By Robin Jovanovich
When we learned, just before press time, that Councilwoman Pam Tarlow was stepping down from her position because she was moving out of Rye, we had a long goodbye conversation about public service and private life.
She was sad, she explained, not to be able to finish out her term, and disappointed not to be able to say goodbye to the community in a public forum.
Last week, after telling members of the Council and City staff that she was moving July 31, Tarlow had several conversations with Corporation Counsel Kristen Wilson. Two days before the July 24 Council meeting, Tarlow discovered her access to Council email had been terminated. Tarlow was planning to attend what would have been her last official meeting but was informed by Wilson that if did so she would “be facing possible legal action.
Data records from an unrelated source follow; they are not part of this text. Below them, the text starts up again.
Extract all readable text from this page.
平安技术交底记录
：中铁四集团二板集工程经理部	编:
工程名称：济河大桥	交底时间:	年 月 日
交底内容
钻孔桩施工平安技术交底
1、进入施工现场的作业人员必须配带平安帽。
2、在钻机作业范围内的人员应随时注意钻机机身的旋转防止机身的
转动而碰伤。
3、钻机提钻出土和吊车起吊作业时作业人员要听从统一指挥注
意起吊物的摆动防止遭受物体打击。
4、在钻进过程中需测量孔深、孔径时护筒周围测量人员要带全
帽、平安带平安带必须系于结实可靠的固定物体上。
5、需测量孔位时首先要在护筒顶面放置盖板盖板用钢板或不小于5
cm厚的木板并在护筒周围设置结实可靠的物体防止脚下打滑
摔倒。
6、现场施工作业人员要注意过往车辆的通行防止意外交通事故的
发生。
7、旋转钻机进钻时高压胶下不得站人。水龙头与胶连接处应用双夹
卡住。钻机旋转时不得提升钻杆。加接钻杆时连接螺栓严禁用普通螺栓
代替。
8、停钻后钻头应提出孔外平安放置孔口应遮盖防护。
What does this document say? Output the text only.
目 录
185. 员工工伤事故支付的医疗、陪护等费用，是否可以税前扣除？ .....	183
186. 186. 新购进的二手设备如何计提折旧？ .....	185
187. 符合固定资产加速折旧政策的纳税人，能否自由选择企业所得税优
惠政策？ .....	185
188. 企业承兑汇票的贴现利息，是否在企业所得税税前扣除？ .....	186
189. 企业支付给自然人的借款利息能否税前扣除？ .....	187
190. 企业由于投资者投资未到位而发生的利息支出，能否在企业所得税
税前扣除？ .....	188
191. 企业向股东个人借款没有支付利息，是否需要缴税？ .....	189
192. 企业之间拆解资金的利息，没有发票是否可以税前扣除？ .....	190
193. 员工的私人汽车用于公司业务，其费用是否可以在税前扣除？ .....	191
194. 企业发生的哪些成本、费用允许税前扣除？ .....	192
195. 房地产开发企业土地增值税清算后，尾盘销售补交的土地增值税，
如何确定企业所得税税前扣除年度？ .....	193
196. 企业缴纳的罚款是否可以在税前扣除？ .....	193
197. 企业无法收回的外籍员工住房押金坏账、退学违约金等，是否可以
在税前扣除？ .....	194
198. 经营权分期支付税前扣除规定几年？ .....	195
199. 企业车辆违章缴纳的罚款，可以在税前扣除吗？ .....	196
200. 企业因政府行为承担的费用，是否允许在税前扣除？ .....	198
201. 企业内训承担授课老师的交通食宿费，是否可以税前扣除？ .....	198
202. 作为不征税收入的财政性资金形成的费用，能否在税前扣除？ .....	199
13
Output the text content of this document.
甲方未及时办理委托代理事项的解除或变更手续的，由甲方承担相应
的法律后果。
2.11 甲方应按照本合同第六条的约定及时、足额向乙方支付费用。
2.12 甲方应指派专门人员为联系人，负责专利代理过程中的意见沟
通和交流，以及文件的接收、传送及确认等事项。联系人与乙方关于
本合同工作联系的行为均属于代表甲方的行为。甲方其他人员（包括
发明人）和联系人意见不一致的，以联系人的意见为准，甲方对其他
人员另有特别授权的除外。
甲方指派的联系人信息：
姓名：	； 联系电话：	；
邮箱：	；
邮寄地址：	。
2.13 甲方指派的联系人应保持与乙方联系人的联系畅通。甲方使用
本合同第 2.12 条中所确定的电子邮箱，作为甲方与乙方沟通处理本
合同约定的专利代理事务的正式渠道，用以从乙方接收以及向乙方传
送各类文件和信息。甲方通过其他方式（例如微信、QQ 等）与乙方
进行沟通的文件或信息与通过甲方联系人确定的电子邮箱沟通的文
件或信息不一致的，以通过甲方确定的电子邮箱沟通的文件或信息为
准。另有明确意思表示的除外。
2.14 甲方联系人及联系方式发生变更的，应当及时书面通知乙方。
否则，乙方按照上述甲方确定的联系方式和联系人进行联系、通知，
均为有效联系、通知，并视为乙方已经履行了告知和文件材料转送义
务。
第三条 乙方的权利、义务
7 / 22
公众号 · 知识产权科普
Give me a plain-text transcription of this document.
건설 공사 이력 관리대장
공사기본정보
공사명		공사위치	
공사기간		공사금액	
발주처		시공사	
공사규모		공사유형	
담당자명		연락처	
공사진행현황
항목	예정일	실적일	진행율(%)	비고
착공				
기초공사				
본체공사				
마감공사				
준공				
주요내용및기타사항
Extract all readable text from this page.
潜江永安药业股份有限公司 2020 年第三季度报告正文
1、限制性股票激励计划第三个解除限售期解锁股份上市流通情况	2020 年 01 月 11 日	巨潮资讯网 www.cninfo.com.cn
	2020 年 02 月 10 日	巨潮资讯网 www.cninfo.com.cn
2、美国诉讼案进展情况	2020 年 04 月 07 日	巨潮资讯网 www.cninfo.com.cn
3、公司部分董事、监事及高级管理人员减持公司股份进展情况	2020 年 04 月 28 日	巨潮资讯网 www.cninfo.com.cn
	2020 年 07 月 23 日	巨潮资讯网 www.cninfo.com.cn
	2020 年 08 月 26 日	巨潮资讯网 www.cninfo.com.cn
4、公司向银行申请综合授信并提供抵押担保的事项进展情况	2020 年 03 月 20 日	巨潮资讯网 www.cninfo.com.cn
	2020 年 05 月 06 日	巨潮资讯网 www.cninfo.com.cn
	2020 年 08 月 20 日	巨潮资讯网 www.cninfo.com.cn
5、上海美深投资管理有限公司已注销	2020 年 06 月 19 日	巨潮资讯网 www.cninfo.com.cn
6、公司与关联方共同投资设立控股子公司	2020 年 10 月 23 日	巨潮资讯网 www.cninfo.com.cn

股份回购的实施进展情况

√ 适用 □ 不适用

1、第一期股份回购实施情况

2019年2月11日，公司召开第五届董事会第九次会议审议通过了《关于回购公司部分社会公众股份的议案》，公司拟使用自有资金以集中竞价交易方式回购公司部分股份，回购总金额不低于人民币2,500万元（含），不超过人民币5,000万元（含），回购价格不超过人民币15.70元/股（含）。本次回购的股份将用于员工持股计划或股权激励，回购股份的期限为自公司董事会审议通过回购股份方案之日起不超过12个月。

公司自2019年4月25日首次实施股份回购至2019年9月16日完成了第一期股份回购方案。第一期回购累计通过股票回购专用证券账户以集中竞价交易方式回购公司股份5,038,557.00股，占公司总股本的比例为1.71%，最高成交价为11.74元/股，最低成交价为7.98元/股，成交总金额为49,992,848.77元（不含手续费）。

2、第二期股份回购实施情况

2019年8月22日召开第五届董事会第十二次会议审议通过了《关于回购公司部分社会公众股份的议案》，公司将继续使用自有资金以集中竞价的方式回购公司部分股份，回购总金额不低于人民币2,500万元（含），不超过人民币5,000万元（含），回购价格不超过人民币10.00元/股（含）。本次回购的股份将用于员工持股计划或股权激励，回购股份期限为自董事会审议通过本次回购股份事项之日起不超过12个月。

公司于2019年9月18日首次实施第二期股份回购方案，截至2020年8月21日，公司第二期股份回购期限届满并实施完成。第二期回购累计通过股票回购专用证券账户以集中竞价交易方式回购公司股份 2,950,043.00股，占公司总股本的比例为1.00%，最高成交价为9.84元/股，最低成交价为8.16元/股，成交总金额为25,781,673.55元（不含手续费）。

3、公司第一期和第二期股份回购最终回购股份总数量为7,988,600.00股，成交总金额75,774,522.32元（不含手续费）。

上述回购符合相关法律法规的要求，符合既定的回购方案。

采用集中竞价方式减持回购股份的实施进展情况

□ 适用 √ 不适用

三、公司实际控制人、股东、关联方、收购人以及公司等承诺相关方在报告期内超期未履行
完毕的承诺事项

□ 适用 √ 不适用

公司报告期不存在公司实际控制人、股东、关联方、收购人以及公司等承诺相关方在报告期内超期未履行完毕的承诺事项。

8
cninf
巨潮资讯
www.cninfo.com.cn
The message the Mayor had City staff deliver to me was: ‘That as long as I did not attend, they wouldn’t do anything to me.’”
What reason could the City have had for taking legal action against Tarlow, whose only “crime” while in office was to speak her mind?
What did and didn’t happen at the Council meeting gives one pause. Resident Suki van Dijk came to the podium to read a letter from Tarlow and asked that it be entered into the record. When she asked Mayor Cohn if he had threatened Tarlow with legal action if she attempted to come to the meeting, he turned to Wilson and said, “Kristen, were any threats issued?” Wilson responded, “I don’t think this is appropriate for public discussion. But I certainly did not threaten another Councilmember.” Mayor Cohn’s then said: “Understood, no threats were authorized,” and he was ready to move on.
When van Dijk asked to make a further comment, the Mayor told her that her three minutes were up (despite the fact that they were not).
In our long experience covering the City Council, no Council has ever acted in such an uncharitable, uncivil manner. If a Councilmember steps down — for any reason — the rest of the Council thanks them for their service and wishes them well, and the individual is then given the opportunity to speak. We don’t bar the door.
Here is what Pam Tarlow wanted, but was not given the chance, to say at the July 24 Council meeting:
“Covid-19 has changed so much for me and my family. After living in and loving Rye for 13 years, it had become abundantly clear that a change in lifestyle was necessary. Our family needed more space and my husband, Mike, and I really thought about how and where we wanted to live.
We were very lucky to find a house that we love in the Silver Lake area of White Plains. Our last day in Rye will be July 31, and I therefore need to resign my position on the City Council tonight.
I will miss Rye and all of you for the good that we have worked to achieve together.
Giving back to Rye was very important to me. Rye made my family feel safe. It educated my children, Jordan and Hannah, and introduced my husband and me to friends that will be in our hearts forever.
The saddest thing about this move is stepping down from the City Council. I believed that I offered another viewpoint and that that was important. I believed in our community, and I always tried to be respectful, logical, and compassionate in my approach.
This Council will appoint my replacement, and I wouldn’t be me without reminding you what good public servant leadership is about as you monitor the next choice:
• Selection of leaders should always be based on the next generation, not the next election.
• Governing is not managing, and we all should understand the Council/Manager form of government and honor the role of professionals to do their job without political gamesmanship.
•We should protect the integrity of process and transparency as it is the only path to maintaining trust in Government.
•Encourage courteous discourse. Don’t make someone the enemy because they disagree.
•Government is not about you or me; it is about us.”